Alt-Health: Spring Cleansing?

juiceType the word “cleanse” into any search engine and splat! a glitzy array of advertisements will gush out of cyberspace with the force of an exploding soda bottle. A cleanse craze seems to sweep the country every spring, and there is no scarcity of celebrities to endorse them. It seems to make sense on an intuitive level — flush the system and energy will flow through. But is it all that it’s cracked up to be?

The fact is, there is no scientific evidence to back claims for successful weight loss. While it’s true that you can watch pounds disappear overnight and feel purged of impurities, the loss is just water and you’ll probably gain it all right back. In fact, the longer you stay on a severely restricted diet, the slower your metabolism gets, causing even faster weight gain the moment you start eating again. And as for ridding the blood of toxins? Alas, there is no measurable effect.

But let’s be fair; body cleansing has its place. If it was essentially harmful in nature, we would have figured this out 1,000 years ago. Fasting has been a part of ancient rites and rituals since time began. Earliest proponents used it as a means to enlightenment and healing, to bring fertility to the crops, as a means of averting danger and as penance for sin. Fasting for spiritual purposes still remains part of virtually every major religion in the world.

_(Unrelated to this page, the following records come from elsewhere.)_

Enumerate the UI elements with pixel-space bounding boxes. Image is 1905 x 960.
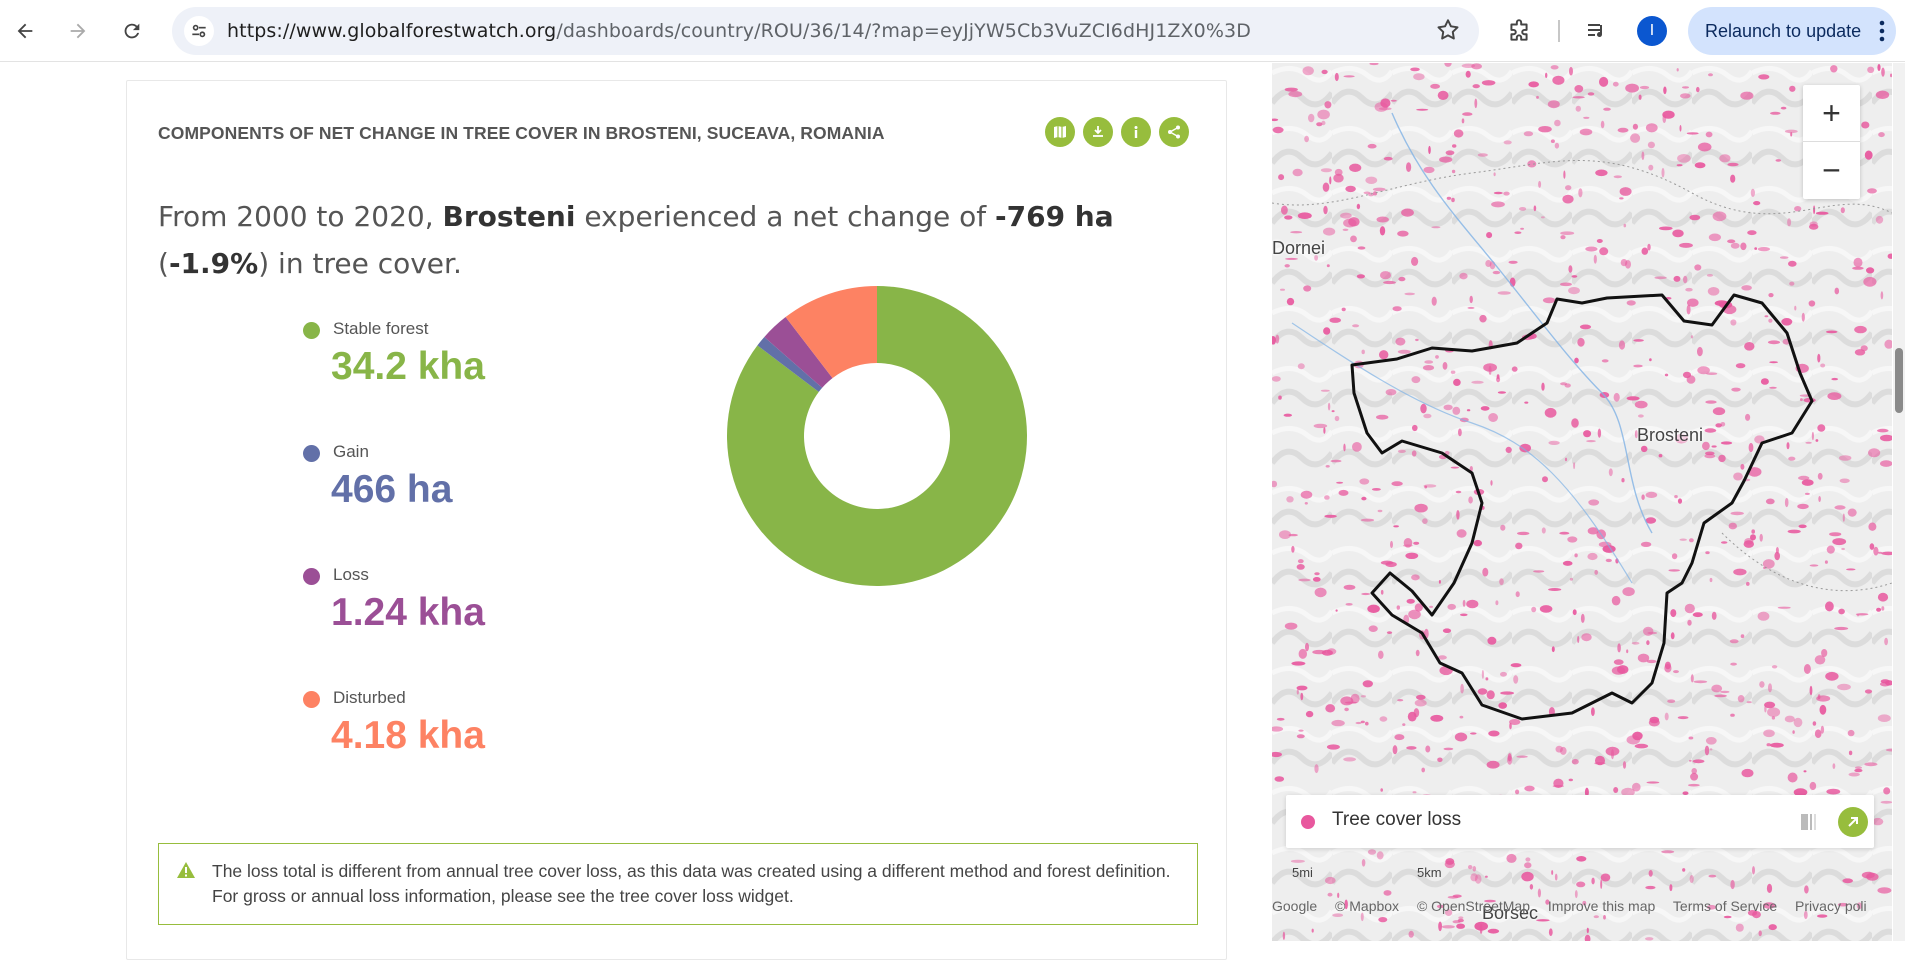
tree-cover-loss-layer — [1272, 63, 1892, 941]
share-button[interactable] — [1159, 117, 1189, 147]
widget-card: COMPONENTS OF NET CHANGE IN TREE COVER I… — [126, 80, 1227, 960]
download-button[interactable] — [1083, 117, 1113, 147]
bookmark-star-icon — [1437, 19, 1459, 40]
brosteni-boundary — [1350, 293, 1814, 721]
loss-notice: The loss total is different from annual … — [158, 843, 1198, 925]
scrollbar-thumb[interactable] — [1895, 348, 1903, 413]
donut-slice-gain[interactable] — [757, 336, 823, 392]
place-label: Brosteni — [1637, 425, 1704, 445]
show-on-map-button[interactable] — [1045, 117, 1075, 147]
profile-avatar[interactable]: I — [1637, 16, 1667, 46]
sentence-part4: ) in tree cover. — [258, 247, 462, 280]
page-content: COMPONENTS OF NET CHANGE IN TREE COVER I… — [0, 63, 1905, 960]
donut-slice-disturbed[interactable] — [785, 286, 877, 379]
place-label: Dornei — [1272, 238, 1326, 258]
back-button[interactable] — [6, 12, 44, 50]
legend-dot — [303, 445, 320, 462]
scale-km: 5km — [1417, 865, 1442, 880]
expand-arrow-icon — [1848, 817, 1858, 827]
legend-value: 4.18 kha — [331, 714, 485, 757]
attribution-google: Google — [1272, 898, 1318, 914]
extensions-icon — [1510, 19, 1528, 41]
legend-dot — [303, 568, 320, 585]
reload-button[interactable] — [113, 12, 151, 50]
notice-text: The loss total is different from annual … — [212, 861, 1171, 906]
attribution-terms[interactable]: Terms of Service — [1672, 898, 1778, 914]
widget-actions — [1045, 117, 1189, 147]
legend-label: Loss — [333, 565, 369, 584]
page-scrollbar[interactable] — [1893, 63, 1905, 941]
legend-value: 466 ha — [331, 468, 453, 511]
bookmark-button[interactable] — [1435, 17, 1461, 48]
media-control-button[interactable] — [1578, 12, 1616, 50]
toolbar-separator — [1558, 20, 1560, 42]
legend-label: Disturbed — [333, 688, 406, 707]
donut-slice-loss[interactable] — [764, 317, 833, 388]
sentence-percent: -1.9% — [168, 247, 259, 280]
warning-icon — [177, 862, 195, 878]
site-info-icon — [192, 24, 206, 38]
zoom-out-button[interactable]: − — [1822, 152, 1841, 188]
zoom-in-button[interactable]: + — [1803, 85, 1860, 142]
opacity-icon[interactable] — [1798, 811, 1820, 833]
legend-dot — [303, 322, 320, 339]
forward-icon — [70, 23, 86, 39]
map-legend-label: Tree cover loss — [1332, 809, 1462, 830]
relaunch-button[interactable]: Relaunch to update — [1688, 7, 1896, 55]
map-panel[interactable]: Dornei Brosteni Borsec + − 5mi 5km Tree … — [1272, 63, 1892, 941]
attribution-mapbox[interactable]: © Mapbox — [1335, 898, 1400, 914]
layer-info-button[interactable] — [1838, 807, 1868, 837]
sentence-part3: ( — [158, 247, 169, 280]
legend-value: 1.24 kha — [331, 591, 485, 634]
url-host: https://www.globalforestwatch.org — [227, 20, 557, 42]
reload-icon — [124, 23, 140, 39]
info-icon — [1134, 126, 1138, 138]
site-info-button[interactable] — [184, 16, 214, 46]
info-button[interactable] — [1121, 117, 1151, 147]
scale-miles: 5mi — [1292, 865, 1313, 880]
forward-button[interactable] — [59, 12, 97, 50]
relaunch-label: Relaunch to update — [1705, 20, 1862, 41]
map-icon — [1054, 126, 1066, 138]
legend-color-dot — [1301, 815, 1315, 829]
url-text: https://www.globalforestwatch.org/dashbo… — [227, 20, 1251, 42]
extensions-button[interactable] — [1500, 12, 1538, 50]
place-label: Borsec — [1482, 903, 1539, 923]
widget-title: COMPONENTS OF NET CHANGE IN TREE COVER I… — [158, 123, 885, 143]
map-legend: Tree cover loss — [1286, 795, 1874, 848]
attribution-osm[interactable]: © OpenStreetMap — [1416, 898, 1530, 914]
download-icon — [1093, 126, 1103, 137]
address-bar[interactable]: https://www.globalforestwatch.org/dashbo… — [172, 7, 1479, 55]
sentence-net-change: -769 ha — [994, 200, 1114, 233]
summary-sentence: From 2000 to 2020, Brosteni experienced … — [158, 193, 1198, 287]
sentence-part2: experienced a net change of — [575, 200, 995, 233]
menu-dots-icon[interactable] — [1878, 19, 1886, 43]
share-icon — [1168, 125, 1180, 139]
legend-value: 34.2 kha — [331, 345, 485, 388]
attribution-privacy[interactable]: Privacy poli — [1795, 898, 1867, 914]
media-control-icon — [1588, 24, 1603, 38]
legend-dot — [303, 691, 320, 708]
zoom-controls: + − — [1803, 85, 1860, 199]
map-canvas[interactable] — [1272, 63, 1892, 941]
donut-chart — [727, 286, 1027, 586]
browser-toolbar: https://www.globalforestwatch.org/dashbo… — [0, 0, 1905, 62]
attribution-improve[interactable]: Improve this map — [1547, 898, 1656, 914]
back-icon — [17, 23, 33, 39]
url-path: /dashboards/country/ROU/36/14/?map=eyJjY… — [556, 20, 1251, 42]
sentence-part1: From 2000 to 2020, — [158, 200, 443, 233]
map-attribution: Google © Mapbox © OpenStreetMap Improve … — [1272, 898, 1892, 914]
sentence-location: Brosteni — [442, 200, 576, 233]
legend-label: Stable forest — [333, 319, 429, 338]
donut-slice-stable-forest[interactable] — [727, 286, 1027, 586]
legend-label: Gain — [333, 442, 369, 461]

So, when did the body cleanse become such a fad for weight loss? This is indeed a modern phenomenon. The first popular diet was developed by the English undertaker William Banting in 1863. The first weight-loss book to become a bestseller was published in 1918 by American physician Lulu Hunt Peters, and Dr. Atkins’ Diet Revolution didn’t hit the shelves until 1972. Since then, body conscious celebrities and merchandisers out to profit from an increasingly obese population looking for a quick fix have glutted the market with products and programs.

There is a distinct psychological factor involved. The seeming success of a body cleanse is exaggerated by a psychological tendency we humans have to overestimate the effects of our actions. Psychologists call this the “illusion of control.” We want to believe that months or years of unhealthy habits can be alleviated by a purge, but both medical and holistic healers agree that the only road to sustainable health is through a balanced diet, an active lifestyle and a positive mental attitude. Fasting and body cleansing won’t bring those results and some of the extreme detox programs can be downright dangerous.

A water-only fast can send your body into a state of ketosis, wherein there are no carbohydrates for your body to burn for energy so it has to burn whatever stored crap is available. People begin to smell like dead rats and feel like hell. The idea behind it is that a state of optimal ketosis provides maximum fat burning. The problem is that if ketones build up too high in the blood it can cause ketoacidosis, a dangerous condition resulting in a possible coma or even death.

A more reasonable version is the juice fast, but this cleanse, like most, is low on protein. Consuming nothing but juices for three days isn’t harmful for a healthy person, but can still lower immunity to illness. Older adults may be more susceptible to infections because they may already have lowered protein stores. The Master Cleanse, one of the more popular versions on the internet, contains cayenne pepper, which can be a problem for those with irritable bowel syndrome. Other side effects include bad breath, dizziness and diarrhea. In addition, juice cleanses can lead to unstable blood sugar levels for people with diabetes; and people taking the blood-thinning drug Coumadin should stay away from green juices high in vitamin K because these can lessen the drug’s effectiveness.

Should the idea of a body cleanse be discounted altogether? Not at all. If one uses a little common sense, a spring cleansing can be a way to recharge and renew. After winter, we are all coming out of hibernation, and a short cleanse can be a way to jump-start your body into healthier life. If you are hoping that it’s going to flush away the 15 pounds you gained on comfort food and leave you ready for a bikini on the beach, you will be sorely disappointed. However, if you have a solid plan to make healthy lifestyle changes, a cleanse can be great motivation to jump on the bandwagon and keep on going. Nothing encourages a positive mental attitude more than visible results. Just remember that humans are creatures of habit; if you don’t change the old habits, a 10-day detox is more apt to cleanse your wallet than your body.